Have you ever wanted to get a list of movies that a particular pair of people have worked on? For example, what movies have Tina Fey and Amy Poehler been in together? I’ve not seen a search for movie pairs addressed elsewhere, so I thought I’d give it a shot.
I looked for an R package that would help me access a movie API, for free. I found TMDb, which provides an R interface to The Movie Database API. First, I had to sign up for an account. Then I had to login and apply for an API key.
Sys.setenv(TMDB_API_KEY = "YOUR_KEY_HERE")
The first thing I want to do is find all of the movies associated with a given person. I wrote functions to handle this in two steps: finding the ID of a person with name2id()
, and finding the movies associated with an ID with id2movie()
.
Finding the ID of a person was a little tricky because sometimes the search_person()
function yields more than one person for a provided name. In this case, I show a data frame of names and the movies they’re known for. The user will then have to indicate in future calls which person from this data frame they mean. I tested it out a nonexistent name, a fragment of a name, and a name with more than one person.
library(tidyverse)
library(TMDb)
name2id <- function(who, which=NA, mykey=Sys.getenv("TMDB_API_KEY")) {
peeps <- search_person(mykey, who)
if(peeps$total_results<1) {
warning(paste("No", who, "found."))
return(NA)
} else {
peeps2 <- peeps$results
if(peeps$total_results>1) {
if(is.na(which)) {
peeps3 <- cbind(name=peeps2$name,
works=sapply(peeps2$known_for, function(df)
paste(df$title, collapse=", ")))
print(peeps3)
warning("Multiple people found. Rerun setting the argument 'which' to the number of the person you mean.")
return(NA)
} else {
peeps2 <- peeps2[which, ]
}
}
}
return(peeps2$id)
}
name2id("sigour")
## [1] 10205
name2id("xlty")
## [1] NA
name2id("Ron Howard")
## name
## [1,] "Ron Howard"
## [2,] "Ronald Howard"
## works
## [1,] "A Beautiful Mind, The Da Vinci Code, Rush"
## [2,] "Murder She Said, The Browning Version, The Curse of the Mummy's Tomb"
## [1] NA
name2id("Ron Howard", 1)
## [1] 6159
Getting the movies for a given ID is also a bit tricky, because the discover_movie()
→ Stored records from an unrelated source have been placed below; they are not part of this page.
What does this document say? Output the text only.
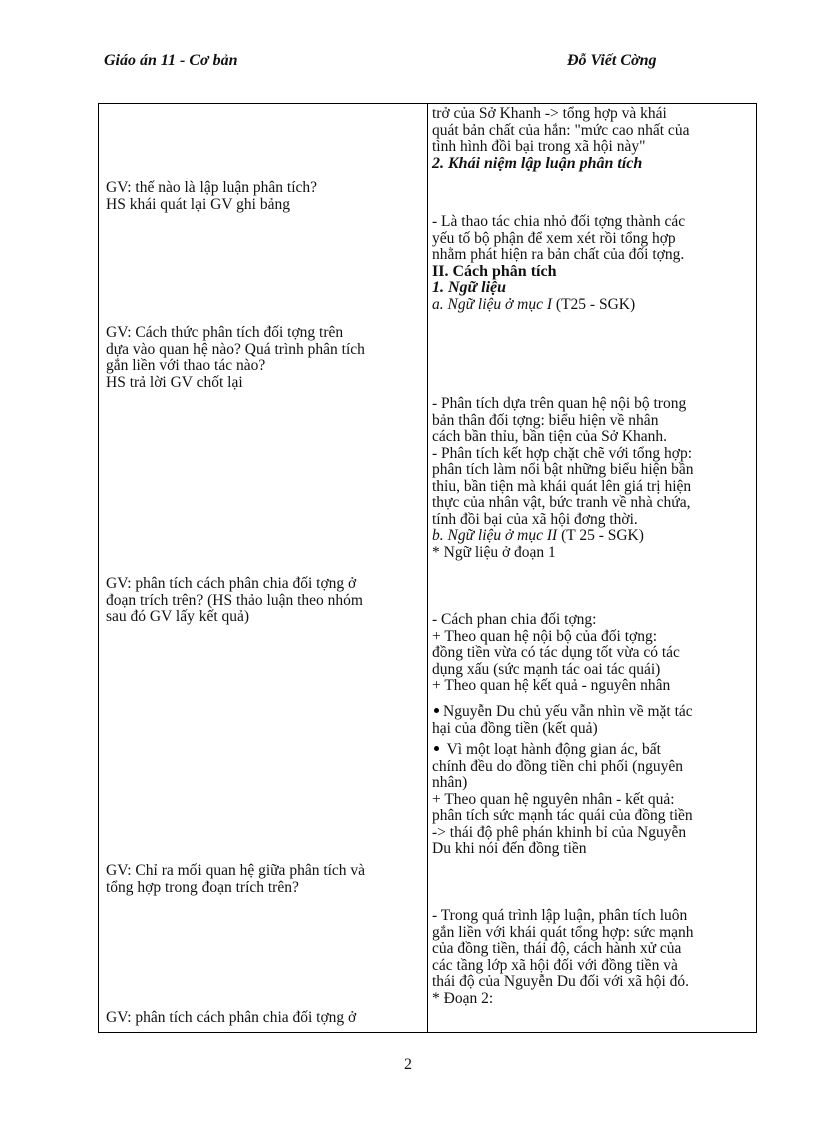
Giáo án 11 - Cơ bản	Đỗ Viết Cờng

GV: thế nào là lập luận phân tích?

HS khái quát lại GV ghi bảng

GV: Cách thức phân tích đối tợng trên

dựa vào quan hệ nào? Quá trình phân tích

gắn liền với thao tác nào?

HS trả lời GV chốt lại

GV: phân tích cách phân chia đối tợng ở

đoạn trích trên? (HS thảo luận theo nhóm

sau đó GV lấy kết quả)

GV: Chỉ ra mối quan hệ giữa phân tích và

tổng hợp trong đoạn trích trên?

GV: phân tích cách phân chia đối tợng ở

trở của Sở Khanh -> tổng hợp và khái

quát bản chất của hắn: "mức cao nhất của

tình hình đồi bại trong xã hội này"

2. Khái niệm lập luận phân tích

- Là thao tác chia nhỏ đối tợng thành các

yếu tố bộ phận để xem xét rồi tổng hợp

nhằm phát hiện ra bản chất của đối tợng.

II. Cách phân tích

1. Ngữ liệu

a. Ngữ liệu ở mục I (T25 - SGK)

- Phân tích dựa trên quan hệ nội bộ trong

bản thân đối tợng: biểu hiện về nhân

cách bần thỉu, bần tiện của Sở Khanh.

- Phân tích kết hợp chặt chẽ với tổng hợp:

phân tích làm nổi bật những biểu hiện bần

thỉu, bần tiện mà khái quát lên giá trị hiện

thực của nhân vật, bức tranh về nhà chứa,

tính đồi bại của xã hội đơng thời.

b. Ngữ liệu ở mục II (T 25 - SGK)

* Ngữ liệu ở đoạn 1

- Cách phan chia đối tợng:

+ Theo quan hệ nội bộ của đối tợng:

đồng tiền vừa có tác dụng tốt vừa có tác

dụng xấu (sức mạnh tác oai tác quái)

+ Theo quan hệ kết quả - nguyên nhân

Nguyễn Du chủ yếu vẫn nhìn về mặt tác

hại của đồng tiền (kết quả)

Vì một loạt hành động gian ác, bất

chính đều do đồng tiền chi phối (nguyên

nhân)

+ Theo quan hệ nguyên nhân - kết quả:

phân tích sức mạnh tác quái của đồng tiền

-> thái độ phê phán khinh bỉ của Nguyễn

Du khi nói đến đồng tiền

- Trong quá trình lập luận, phân tích luôn

gắn liền với khái quát tổng hợp: sức mạnh

của đồng tiền, thái độ, cách hành xử của

các tầng lớp xã hội đối với đồng tiền và

thái độ của Nguyễn Du đối với xã hội đó.

* Đoạn 2:

2
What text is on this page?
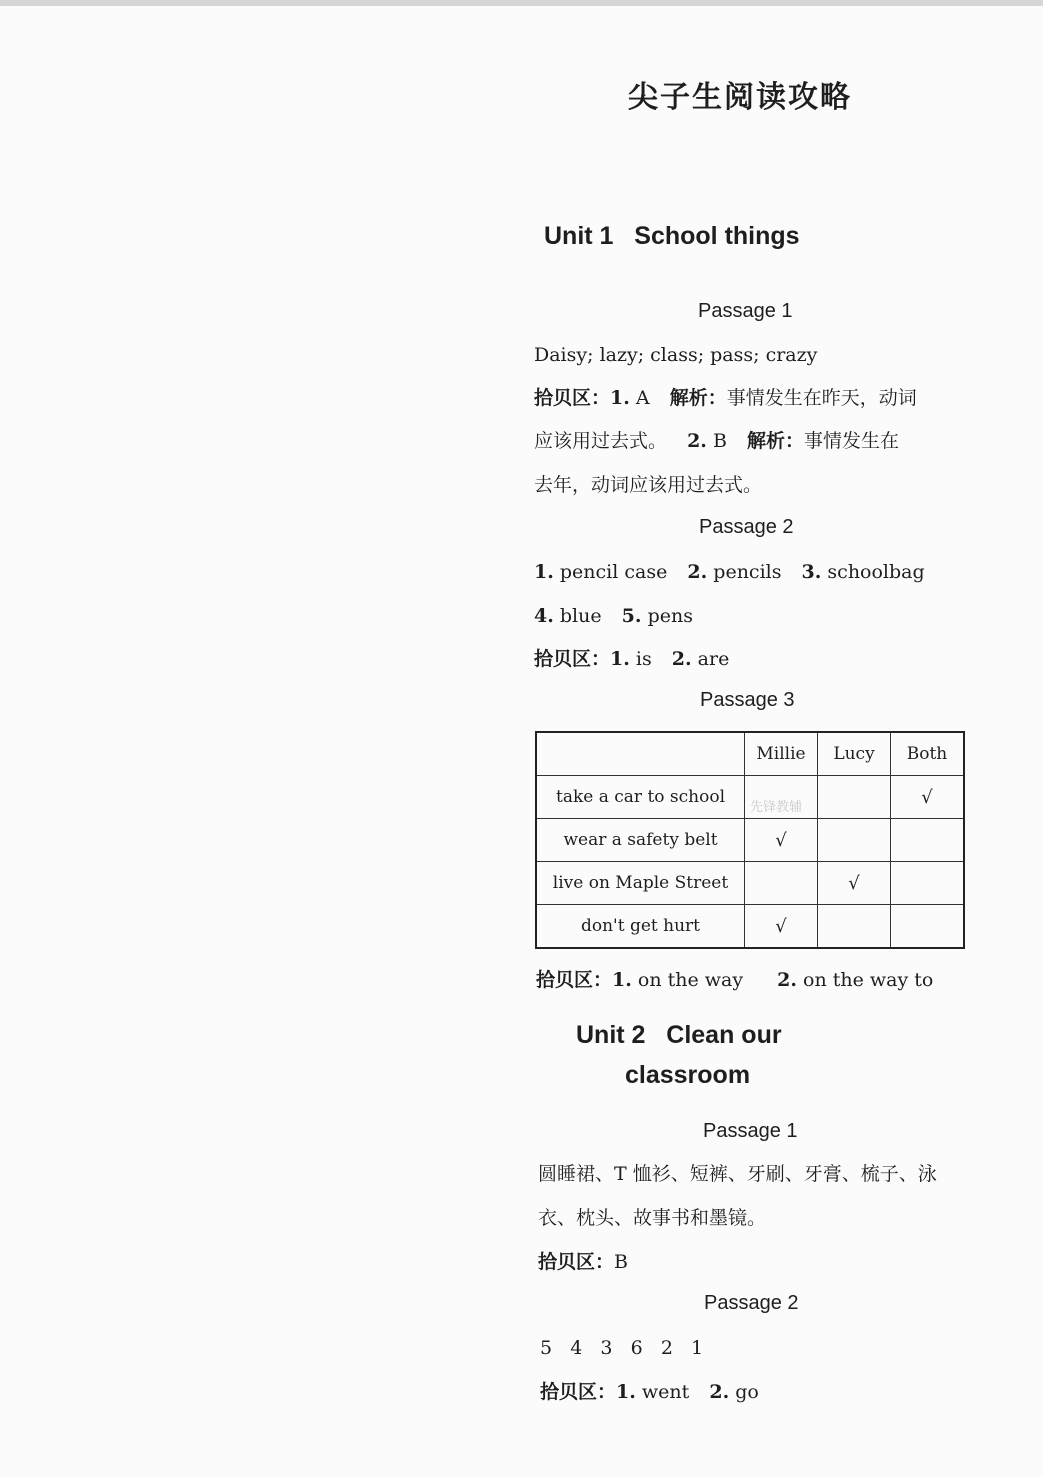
尖子生阅读攻略
Unit 1   School things
Passage 1
Daisy; lazy; class; pass; crazy
拾贝区：1. A 解析：事情发生在昨天，动词
应该用过去式。 2. B 解析：事情发生在
去年，动词应该用过去式。
Passage 2
1. pencil case 2. pencils 3. schoolbag
4. blue 5. pens
拾贝区：1. is 2. are
Passage 3
	Millie	Lucy	Both
take a car to school			√
wear a safety belt	√		
live on Maple Street		√	
don't get hurt	√		
先锋教辅
拾贝区：1. on the way 2. on the way to
Unit 2   Clean our
classroom
Passage 1
圆睡裙、T 恤衫、短裤、牙刷、牙膏、梳子、泳
衣、枕头、故事书和墨镜。
拾贝区：B
Passage 2
5   4   3   6   2   1
拾贝区：1. went 2. go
function returns only one page of 20 movies at a time.
id2movies <- function(id, mykey=Sys.getenv("TMDB_API_KEY")) {
init <- discover_movie(mykey, with_people=id)
npages <- init$total_pages
movie.list <- lapply(1:npages, function(p)
discover_movie(mykey, with_people=id, page=p)$results)
movies <- bind_rows(movie.list) %>%
mutate(released=as.Date(release_date)) %>%
arrange(!is.na(released), desc(released)) %>%
select(id, title, released)
return(movies)
}
library(DT)
datatable(id2movies(name2id("Emma Stone")))
Now I can apply these functions to a pair of names, then combine their movies to see which ones overlap. (Hover over points to identify the release year and movie title.)
library(plotly)
moviepair <- function(People, Which=c(NA, NA)) {
Person1 <- id2movies(name2id(People[1], Which[1])) %>%
mutate(person1 = -1)
Person2 <- id2movies(name2id(People[2], Which[2])) %>%
mutate(person2 = 1)
pair <- full_join(Person1, Person2) %>%
mutate(
person1 = replace(person1, is.na(person1), 0),
person2 = replace(person2, is.na(person2), 0),
Who=factor(recode(person1+person2+2,
`1`=People[1], `2`="Both", `3`=People[2]),
levels=c(People[1], "Both", People[2]))
)
if(sum(pair$Who=="Both") < 1) stop("No movies in common.")
p <- ggplot(pair,
aes(Who, released, text=paste0(substring(released, 1, 4), ": ", title))) +
geom_point() +
geom_text(data=pair[pair$Who=="Both", ], aes(Who, released,
label=paste("\n", title))) +
labs(x="", y="") +
theme_bw()
ggplotly(p, tooltip="text")
}
moviepair(c("Tina Fey", "Amy Poehler"))
I’d like to make this blog post interactive, so anyone could put in a pair of names and see the resulting plot of movies. A Shiny app would do it. Perhaps another day.